Er war eitel, charmant, betörend, witzig, zügellos, provokativ, versnobt, talentiert, verehrt, gehasst, verachtet. Und er war einer der hochbegabtesten amerikanischen Schriftsteller des 20. Jahrhunderts. Vor hundert Jahren wurde Truman Capote geboren.
Er kannte sie fast alle in der High Society. Stars und Sternchen machten ihm den Hof. Die beiden Schauspielerinnen, die reiche Gloria Vanderbild und Oona O’Neill, die spätere Frau von Charlie Chaplin, öffneten ihm die Türen zur höheren Gesellschaft. Dort fühlte er sich wohl. Er provozierte, sezierte die Superreichen und liess sich streicheln wie eine schnurrende Katze. Die Frauen liebten ihn – ihn den 1,65 Meter grossen Homosexuellen. Er schmiss Partys mit Hunderten Gästen. Sein ganzes Leben war exzessiv. Marilyn Monroe verehrte ihn, Audrey Hepburn verdankte ihm ihre wohl berühmteste Rolle.
Er wurde in New Orleans geboren. Schon früh zeigte er schriftstellerisches und journalistisches Talent. Mit 16 Jahren veröffentlichte die Schülerzeitung seine Kurzgeschichte «Die grüne Hexe» (The Green Witch).
Er wurde zum gefeierten, exaltierten Nachwuchsautor, bekannte sich als einer der Ersten offen und stolz zu seiner Homosexualität, wurde mit Lob und Preisen überhäuft. Sein erster 1948 veröffentlichter Roman «Other Voices, Other Rooms» schaffte es sofort auf die Bestsellerliste der New York Times.

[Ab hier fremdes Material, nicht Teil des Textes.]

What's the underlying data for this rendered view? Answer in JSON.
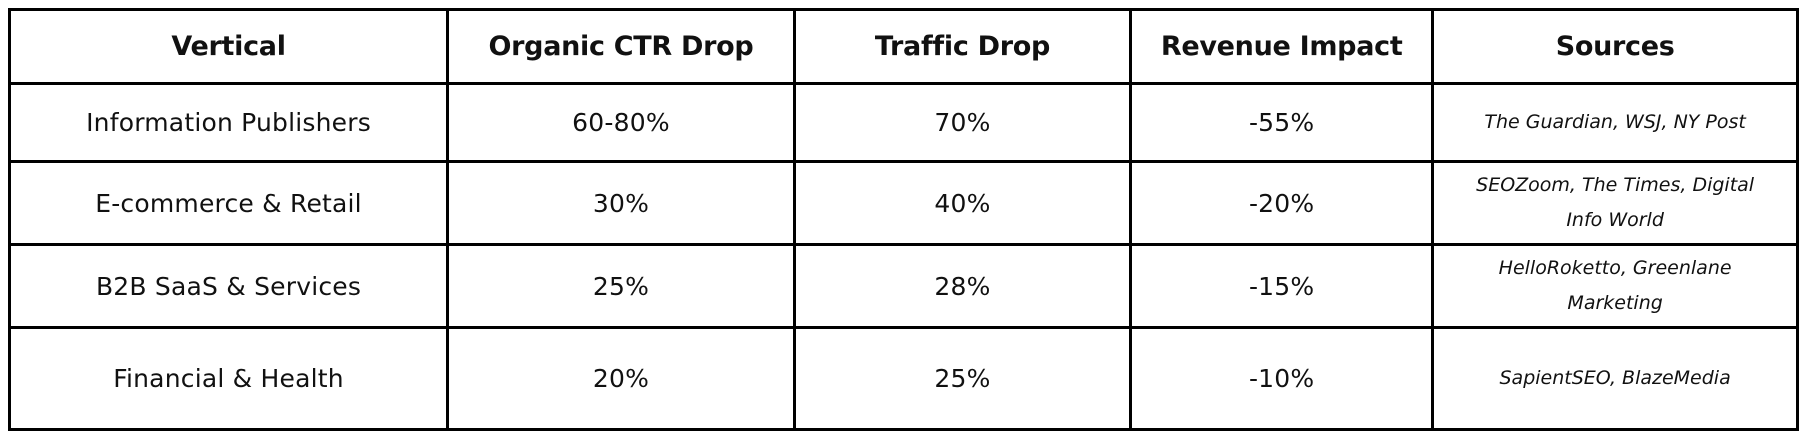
{
  "table": {
    "columns": [
      {
        "label": "Vertical"
      },
      {
        "label": "Organic CTR Drop"
      },
      {
        "label": "Traffic Drop"
      },
      {
        "label": "Revenue Impact"
      },
      {
        "label": "Sources"
      }
    ],
    "rows": [
      {
        "vertical": "Information Publishers",
        "organic_ctr_drop": "60-80%",
        "traffic_drop": "70%",
        "revenue_impact": "-55%",
        "sources": "The Guardian, WSJ, NY Post",
        "sources_lines": [
          "The Guardian, WSJ, NY Post"
        ]
      },
      {
        "vertical": "E-commerce & Retail",
        "organic_ctr_drop": "30%",
        "traffic_drop": "40%",
        "revenue_impact": "-20%",
        "sources": "SEOZoom, The Times, Digital Info World",
        "sources_lines": [
          "SEOZoom, The Times, Digital",
          "Info World"
        ]
      },
      {
        "vertical": "B2B SaaS & Services",
        "organic_ctr_drop": "25%",
        "traffic_drop": "28%",
        "revenue_impact": "-15%",
        "sources": "HelloRoketto, Greenlane Marketing",
        "sources_lines": [
          "HelloRoketto, Greenlane",
          "Marketing"
        ]
      },
      {
        "vertical": "Financial & Health",
        "organic_ctr_drop": "20%",
        "traffic_drop": "25%",
        "revenue_impact": "-10%",
        "sources": "SapientSEO, BlazeMedia",
        "sources_lines": [
          "SapientSEO, BlazeMedia"
        ]
      }
    ],
    "colors": {
      "border": "#000000",
      "text": "#111111",
      "background": "#ffffff"
    }
  }
}
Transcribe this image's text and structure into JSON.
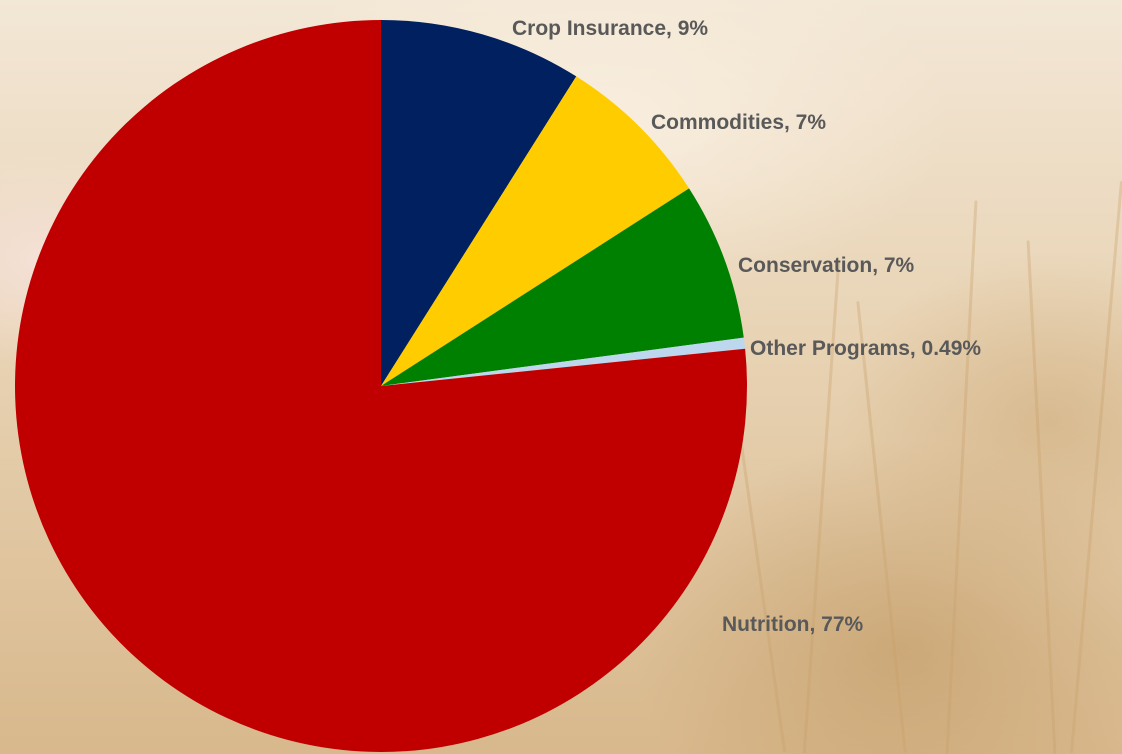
{
  "chart_data": {
    "type": "pie",
    "title": "",
    "slices": [
      {
        "label": "Crop Insurance",
        "value": 9,
        "display": "9%",
        "color": "#002060"
      },
      {
        "label": "Commodities",
        "value": 7,
        "display": "7%",
        "color": "#FFCC00"
      },
      {
        "label": "Conservation",
        "value": 7,
        "display": "7%",
        "color": "#008000"
      },
      {
        "label": "Other Programs",
        "value": 0.49,
        "display": "0.49%",
        "color": "#BDD7EE"
      },
      {
        "label": "Nutrition",
        "value": 77,
        "display": "77%",
        "color": "#C00000"
      }
    ],
    "start_angle": "12 o'clock",
    "direction": "clockwise",
    "legend": "none",
    "data_labels": "category name and percentage"
  },
  "colors": {
    "label_text": "#595959"
  }
}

Einem breiten Publikum wurde er 1961 bekannt, als sein mit Audrey Hepburn verfilmter Roman «Breakfast at Tiffany’s» in die Kinos kam.
Er hatte Talent wie nur wenige. Der 1965 veröffentlichte Tatsachenroman «Kaltblütig» (In Cold Blood), der die wahre Geschichte der Morde an einer vierköpfigen Bauernfamilie in Kansas erzählt, wurde zum Wegbereiter des «New Journalism». Stundenlange hatte er im Gefängnis mit den beiden Mördern gesprochen und zeichnete die Morde in reportagehaftem Stil und schrecklicher Detailtreue auf. Der Roman beeinflusste zahlreiche Schriftstellerinnen und Schriftsteller und löste ein weltweites riesiges Medienecho aus. Überall landete er auf den Bestsellerlisten. Jetzt stand Truman Capote auf dem Höhepunkt seiner Popularität. 1972 begleitete er die Rolling Stones auf ihrer Tour durch die USA. Doch seine Reportage über die Stones wurde nie fertig.
Dann begann sein Absturz. Alkohol und Drogen zerstörten ihn immer mehr. Im Pamphlet «Answered Prayers» enthüllte er Geheimnisse der High Society und trieb seine einstige Freundin, die Millionärswitwe Ann Woodward, in den Selbstmord. Das verzieh ihm ein grosser Teil der amerikanischen Gesellschaft nicht. Seltsame Liaisons trieben ihn jetzt in Depressionen und zu Aufenthalten in Kliniken. Und immer wieder Alkohol. Er soll teilweise pro Tag bis zu zwei Liter Wodka getrunken haben. Am 25. August 1984 starb er einsam in Los Angeles.